The fire, although devastating and heartbreaking, provided an opportunity for heightened emotion, and a re-entry point for momentum. Does this sound familiar to anybody who took “Equipping God’s People” module 1, Session 3, when we studied Bob Farr’s book, “Renovate or Die”? That’s what we talk about there.

The fire, like any other tragedy that may have happened in your community or in your churches, can open the door to conversation with people who otherwise would not care to connect with you or the church. It opens doors to reconciliation from previously broken relationships. It allows for deposits to strengthen relationships. Tragedies also pique people’s curiosity. That’s OK, too. We are all part of the story.

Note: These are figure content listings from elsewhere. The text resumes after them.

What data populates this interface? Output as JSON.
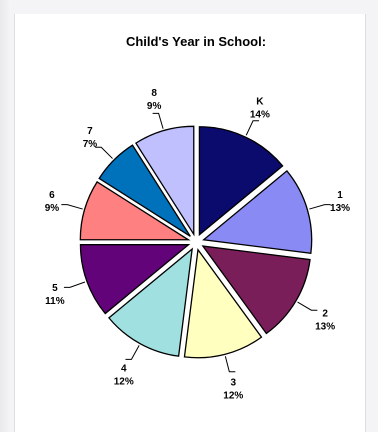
{
  "chart_data": {
    "type": "pie",
    "title": "Child's Year in School:",
    "slices": [
      {
        "label": "K",
        "percent": "14%",
        "value": 14,
        "color": "#0b0b6e"
      },
      {
        "label": "1",
        "percent": "13%",
        "value": 13,
        "color": "#8a8af5"
      },
      {
        "label": "2",
        "percent": "13%",
        "value": 13,
        "color": "#7a1e5a"
      },
      {
        "label": "3",
        "percent": "12%",
        "value": 12,
        "color": "#ffffc0"
      },
      {
        "label": "4",
        "percent": "12%",
        "value": 12,
        "color": "#a0e0e0"
      },
      {
        "label": "5",
        "percent": "11%",
        "value": 11,
        "color": "#62037a"
      },
      {
        "label": "6",
        "percent": "9%",
        "value": 9,
        "color": "#ff8080"
      },
      {
        "label": "7",
        "percent": "7%",
        "value": 7,
        "color": "#0071bb"
      },
      {
        "label": "8",
        "percent": "9%",
        "value": 9,
        "color": "#c0c0ff"
      }
    ]
  }
}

The feeling of the longing is the fruit of passionate connections. Transparency of our vulnerability is a connecting force. Once connected, we share the stories of our faith and point others toward God. It is all about Jesus.

My prayer is that our church leadership, our clergy and laity, continue to be teachable, vulnerable, transparent, and hungry to passionately connect. My prayer is that you are earning trust and the right to be heard in your communities. Stay the course.

Sometimes the church’s influence cannot be measured. God is with us. He calls us in big ways to point each other toward Christ. And together we agreed, and all God’s people said, “Amen.”